11 Şubat 2011 | Cuma

Sizin eseriniz!

Emre Belözoğlu'nun imalattan halka satış çirkinlikleri yetmedi.
Şimdi ihracata başladı.
Fenerbahçe forması altında kendisine gurur rozeti verilen adam. Milli forma altındaki dostluk maçında, verilen emekleri boşa çıkarmadı.
Böyle besleme uzmanlığına da bu yakışırdı zaten.

***

Siz Aziz Yıldırım! "Bırakın futbolu biz yönetelim" diyen adam. Emre'yi yönetin önce. Emre sizinle oluşan değil, zaten olan bir şeydi.
Ama onu güçlendirdiniz.
Getirisi bol olan çirkinliklere sesinizi bile çıkarmadınız.
***

Siz Oğuz Çetin! Milli takıma seçtiğiniz futbolcuların hal ve gidişinin önemli olmadığını ispatladınız.
Siz Emre'ye milli formayı verin Emre de size küfürlerinin velayetini versin.
Çirkeflik milli forma içinde de şahlansın.
Siz aldığınız paraya ve kolladığınız insanlara bakın. Emre de dostluk maçında çirkeflik yumurtlasın! Böyle çiftliği nerde bulacaksınız? Siz Bünyamin Gezer! Yabancı hakemlerle aranızdaki farkı gördünüz mü?
Kalite farkını, adamlık farkını.
Gösterdiğiniz sarı kartın ardından size sövgüyle karşılık veren Emre'ye çıtınızı bile çıkarmadınız ya.
Hiç utanmadınız mı?
Mesleğinizden utanmadınız da.
Kalıbınızdan da mı utanmadınız?

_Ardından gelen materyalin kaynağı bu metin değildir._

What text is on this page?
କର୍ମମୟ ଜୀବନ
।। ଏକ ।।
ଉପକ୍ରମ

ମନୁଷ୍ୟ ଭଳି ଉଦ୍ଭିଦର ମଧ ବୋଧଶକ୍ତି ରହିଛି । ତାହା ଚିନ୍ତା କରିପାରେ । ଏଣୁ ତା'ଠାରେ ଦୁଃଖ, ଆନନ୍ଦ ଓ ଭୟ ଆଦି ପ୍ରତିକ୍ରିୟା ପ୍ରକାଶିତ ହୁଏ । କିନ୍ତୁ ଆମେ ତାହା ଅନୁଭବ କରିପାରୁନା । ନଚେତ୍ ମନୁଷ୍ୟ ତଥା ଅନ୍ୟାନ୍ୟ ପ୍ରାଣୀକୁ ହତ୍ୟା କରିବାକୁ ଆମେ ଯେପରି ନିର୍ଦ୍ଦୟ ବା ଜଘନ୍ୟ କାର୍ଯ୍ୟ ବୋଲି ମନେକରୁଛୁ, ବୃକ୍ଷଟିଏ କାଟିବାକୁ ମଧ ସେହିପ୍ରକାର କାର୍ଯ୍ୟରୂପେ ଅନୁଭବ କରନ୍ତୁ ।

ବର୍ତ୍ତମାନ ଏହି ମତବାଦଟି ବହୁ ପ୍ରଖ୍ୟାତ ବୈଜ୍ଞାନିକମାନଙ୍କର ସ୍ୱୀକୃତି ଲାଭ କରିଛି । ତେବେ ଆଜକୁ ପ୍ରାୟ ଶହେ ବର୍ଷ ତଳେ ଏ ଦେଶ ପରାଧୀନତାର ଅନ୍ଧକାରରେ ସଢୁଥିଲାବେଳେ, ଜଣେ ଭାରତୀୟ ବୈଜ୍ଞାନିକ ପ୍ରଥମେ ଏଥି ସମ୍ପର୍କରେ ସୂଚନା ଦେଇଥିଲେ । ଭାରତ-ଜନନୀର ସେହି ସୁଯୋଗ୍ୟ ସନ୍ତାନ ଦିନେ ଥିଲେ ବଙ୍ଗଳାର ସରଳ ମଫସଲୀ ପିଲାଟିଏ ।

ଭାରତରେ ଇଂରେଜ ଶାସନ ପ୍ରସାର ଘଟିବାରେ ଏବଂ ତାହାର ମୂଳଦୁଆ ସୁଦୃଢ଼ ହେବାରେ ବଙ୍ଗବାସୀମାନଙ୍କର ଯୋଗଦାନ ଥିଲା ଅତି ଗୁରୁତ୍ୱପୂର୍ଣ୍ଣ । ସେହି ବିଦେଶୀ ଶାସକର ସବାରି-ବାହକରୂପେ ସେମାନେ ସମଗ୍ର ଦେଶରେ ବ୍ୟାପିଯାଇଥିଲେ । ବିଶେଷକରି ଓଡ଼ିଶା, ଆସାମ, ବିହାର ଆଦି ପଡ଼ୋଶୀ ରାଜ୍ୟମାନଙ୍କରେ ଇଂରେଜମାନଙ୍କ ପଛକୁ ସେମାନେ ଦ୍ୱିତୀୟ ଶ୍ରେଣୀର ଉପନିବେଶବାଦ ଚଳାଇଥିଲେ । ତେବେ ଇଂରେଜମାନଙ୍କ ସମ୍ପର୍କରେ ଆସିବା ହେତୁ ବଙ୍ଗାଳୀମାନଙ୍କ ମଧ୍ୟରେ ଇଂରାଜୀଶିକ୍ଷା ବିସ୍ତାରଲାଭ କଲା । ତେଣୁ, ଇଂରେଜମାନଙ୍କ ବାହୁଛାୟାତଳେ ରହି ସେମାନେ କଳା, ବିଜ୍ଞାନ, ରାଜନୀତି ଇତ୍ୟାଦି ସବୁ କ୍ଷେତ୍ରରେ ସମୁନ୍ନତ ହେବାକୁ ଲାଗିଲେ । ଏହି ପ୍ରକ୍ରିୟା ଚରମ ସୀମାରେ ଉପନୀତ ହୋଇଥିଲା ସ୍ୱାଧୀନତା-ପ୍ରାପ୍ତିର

Emre'ye ayrıcalıklı davranan diğer hakemlerle birlikte bu gururdan payınızı alın.
Emre sizlerin eseri!
***

Ve sizler! Medyanın taraflı yorumcuları!
Sahipsiz futbolcuları yerden yere vurup, Emre'ye kul olanlar. Emre'nin yakası açılmadık küfürlerine, gözlerinizi de, kulaklarınızı da kapattınız.
Böyle birine suskun kalarak, toplumdan öç mü alıyorsunuz?
Ona destek vermekle güç mü alıyorsunuz çirkinlikten?
***

Ve sizler! Kendilerinden yana olanı koruyanlar. Bu çirkinlikler Emre'yi besleyenlerin, çocuklarınız için ürettiği futbol kurabiyeleridir.
Böyle beslenmenin gururunu çocuklarınız sizlere gösterecektir.
Bugün olmazsa yarın!

* * *
Davetiye

Aykut Kocaman'dan hakemleri etkileme seansları, ikinci perde birinci bölüm. "Biz ofsayt golle, haksız bir penaltı ya da hakem faktörüyle maç kazanmadık."
Trabzonspor'dan sonra Bursaspor'u işaret eden üstü kapalı davetiyeler.
Sizin başkanınız hakemlerin soyunma odasını basan adam değil mi?
Hakeme küfür edip, sahada kalan futbolcu Emre sizin takımda forma giymiyor mu?
Manisa maçında Lugano'nun elle oynadığı pozisyonun, sizin kitabınızdaki karşılığı nedir?
Antalya maçında kırmızı kart görmesi gereken Lugano'nun, ertesi hafta Trabzonspor'a gol atması kaderin cilvesi midir?
Karabükspor maçındaki 3 puanın, attığınız ilk goldeki naylon faulle ilişkisi yok mu?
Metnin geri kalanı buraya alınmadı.